A Dawn Patrol Kinda Morning
Looking Up From the Water
There's a particular kind of morning that only exists before dawn patrol. Cold, dark, somebody's truck headlights cutting through the rain, and four guys crammed into a cab built for three, all of them wondering out loud why they agreed to this. That was Oahu, more mornings than I can count. A buddy with a truck, a south shore swell that had been building offshore for a week, and just enough light to smell the ocean before you could see it.
I was a beginner that season, still earning my place in the water. The guys I paddled out with were not. They were already deep into the lineup by the time I'd cleared the inside set, and on the bigger days — the real six-to-eight foot days, when the swells stacked up five deep and didn't let up — getting caught inside wasn't a wipeout, it was a negotiation with God. You scratched for the back of the wave, you held your line, and if you didn't make it over, you found out exactly how long you could hold your breath while the ocean decided when you'd earned it back.
And then some mornings, you made it. You turned into the wave instead of away from it, dropped in, and for one clean bottom turn the whole world organized itself around that single moving wall of water. Diamond Head glowing gold behind you. Molokai sitting quiet on the horizon. For an hour you knew exactly why you'd gotten out of bed, and it had nothing to do with being cold or hungry or twenty years old and invincible. It had to do with being, for a little while, exactly where you were supposed to be.

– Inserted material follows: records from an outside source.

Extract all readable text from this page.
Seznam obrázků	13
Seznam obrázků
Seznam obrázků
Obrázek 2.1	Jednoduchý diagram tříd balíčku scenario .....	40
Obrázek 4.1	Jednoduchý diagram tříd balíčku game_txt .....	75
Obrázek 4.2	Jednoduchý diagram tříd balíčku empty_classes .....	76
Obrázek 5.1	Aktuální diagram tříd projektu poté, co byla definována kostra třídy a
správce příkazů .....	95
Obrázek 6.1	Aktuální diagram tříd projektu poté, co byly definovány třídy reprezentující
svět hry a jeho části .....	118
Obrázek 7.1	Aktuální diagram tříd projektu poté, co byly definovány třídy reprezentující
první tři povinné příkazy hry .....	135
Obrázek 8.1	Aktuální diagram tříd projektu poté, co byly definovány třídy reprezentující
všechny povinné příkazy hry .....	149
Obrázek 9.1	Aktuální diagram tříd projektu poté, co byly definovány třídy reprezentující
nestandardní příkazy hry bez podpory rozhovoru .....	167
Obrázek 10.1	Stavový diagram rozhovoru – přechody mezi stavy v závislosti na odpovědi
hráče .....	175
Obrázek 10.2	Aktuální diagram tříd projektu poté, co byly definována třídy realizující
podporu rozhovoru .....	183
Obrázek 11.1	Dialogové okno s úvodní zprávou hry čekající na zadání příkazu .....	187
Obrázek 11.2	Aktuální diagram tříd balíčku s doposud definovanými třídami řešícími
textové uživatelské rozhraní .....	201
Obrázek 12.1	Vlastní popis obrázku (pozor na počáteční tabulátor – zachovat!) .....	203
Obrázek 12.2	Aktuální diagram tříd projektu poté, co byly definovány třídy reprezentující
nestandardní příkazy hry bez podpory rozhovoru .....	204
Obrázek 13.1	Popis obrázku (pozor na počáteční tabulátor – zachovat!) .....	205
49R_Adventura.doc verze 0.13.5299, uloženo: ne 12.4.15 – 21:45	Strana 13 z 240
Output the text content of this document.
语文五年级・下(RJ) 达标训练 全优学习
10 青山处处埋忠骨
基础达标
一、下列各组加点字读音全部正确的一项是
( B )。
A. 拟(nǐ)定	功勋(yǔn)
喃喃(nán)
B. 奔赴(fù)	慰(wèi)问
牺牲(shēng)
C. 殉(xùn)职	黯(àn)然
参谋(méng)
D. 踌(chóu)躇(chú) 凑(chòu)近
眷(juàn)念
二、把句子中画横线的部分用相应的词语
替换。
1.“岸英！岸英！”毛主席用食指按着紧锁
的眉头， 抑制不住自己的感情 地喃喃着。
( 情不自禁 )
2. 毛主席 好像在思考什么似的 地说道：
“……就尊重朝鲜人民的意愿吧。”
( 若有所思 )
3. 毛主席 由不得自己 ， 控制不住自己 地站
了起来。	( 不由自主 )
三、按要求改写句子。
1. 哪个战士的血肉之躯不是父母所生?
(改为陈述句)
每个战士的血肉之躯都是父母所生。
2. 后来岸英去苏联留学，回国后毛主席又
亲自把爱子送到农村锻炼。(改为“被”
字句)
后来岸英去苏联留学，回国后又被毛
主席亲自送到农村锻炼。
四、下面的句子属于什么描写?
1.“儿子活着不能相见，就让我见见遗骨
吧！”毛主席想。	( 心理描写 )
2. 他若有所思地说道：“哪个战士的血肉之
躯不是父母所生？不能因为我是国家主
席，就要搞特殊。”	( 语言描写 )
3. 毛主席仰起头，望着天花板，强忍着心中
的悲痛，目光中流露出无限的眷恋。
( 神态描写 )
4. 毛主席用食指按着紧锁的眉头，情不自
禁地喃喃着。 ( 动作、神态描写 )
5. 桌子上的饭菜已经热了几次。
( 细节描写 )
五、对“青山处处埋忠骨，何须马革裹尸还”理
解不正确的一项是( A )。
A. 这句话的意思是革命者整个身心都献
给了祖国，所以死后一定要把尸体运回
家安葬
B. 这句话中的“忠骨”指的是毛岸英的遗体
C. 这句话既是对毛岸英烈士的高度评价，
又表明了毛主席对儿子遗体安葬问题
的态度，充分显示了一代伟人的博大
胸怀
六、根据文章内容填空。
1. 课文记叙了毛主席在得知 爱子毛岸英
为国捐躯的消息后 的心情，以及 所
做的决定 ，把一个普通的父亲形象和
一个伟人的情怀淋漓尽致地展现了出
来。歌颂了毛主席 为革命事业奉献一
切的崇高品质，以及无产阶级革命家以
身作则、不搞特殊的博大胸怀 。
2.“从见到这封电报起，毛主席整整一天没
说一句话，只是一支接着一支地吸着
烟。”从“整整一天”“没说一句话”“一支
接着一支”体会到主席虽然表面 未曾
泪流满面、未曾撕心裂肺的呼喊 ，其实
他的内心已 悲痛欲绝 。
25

I tell people about those mornings the way you tell someone about a place they can't get to anymore. Not because the memory has faded — if anything it's sharper now than it was at the time — but because I haven't paddled into a six-foot Hawaiian swell in a long time, and I'm not pretending I will again soon.
Here's the part of the story I didn't understand back then. In between sets, sitting on my board waiting for the next swell to build, I used to watch the sailboats. They'd cut across the channel out past the break, heeled over, going somewhere, unbothered by the whole circus of surfers scratching and praying a hundred yards away. I had no boat. I barely had rent money. But I'd watch them and think: someday.
I didn't know yet that "someday" was going to look like Lake Erie instead of the South Shore. That it was going to mean trading six-to-eight foot Hawaiian swells for a 25-foot Cape Dory and water that, frankly, doesn't forgive you any more than the Pacific did — it's just colder about it. Erie does have surf, if you know where to look and you don't mind a wetsuit; the best of it tends to show up in November, which tells you everything about how this lake feels about comfort. I'm spoiled, and I'll say it plainly — there is nothing on the Great Lakes that looks like a wave breaking blue and lit-up in front of Diamond Head at sunrise. I miss that color. I miss that water. I'm not going to pretend otherwise just because I've made peace with where I am.
But peace isn't the same as settling. What I have now is the thing I was actually looking at back when I was twenty and broke and watching hulls cut across the channel from my board. I didn't trade the dream for a lesser one — I grew into the other half of it. The kid in the water wanted to surf. The man on the boat wanted exactly this: wind, sail, a hull responding to his hands, open water that asks something of you every time you go out on it. Different ocean. Same hunger.
That's the thing about a life spent chasing water — the relationship changes shape, but it doesn't end. You stop being the guy paddling for the horizon and start being the guy who builds something that keeps him close to it: a boat, a brand, a reason to keep talking about waves and knots and the particular quiet of being out past where anyone can reach you. Salty Shirts didn't start as a business plan. It started as someone who couldn't stop thinking about the water trying to find one more way to stay connected to it.
So no, I don't know when I'll surf six-foot Hawaiian swells again. Maybe this winter, maybe a trip I haven't planned yet, maybe not for a while. But I know what's next on the calendar: the next good wind on Lake Erie, the Cape Dory's sails up, and somewhere out past the breakwall, that same feeling waiting for me that I used to watch sailboats carry past the lineup — the one that says *this is where you're supposed to be.* The water's still the answer. It just keeps asking the question in a different accent.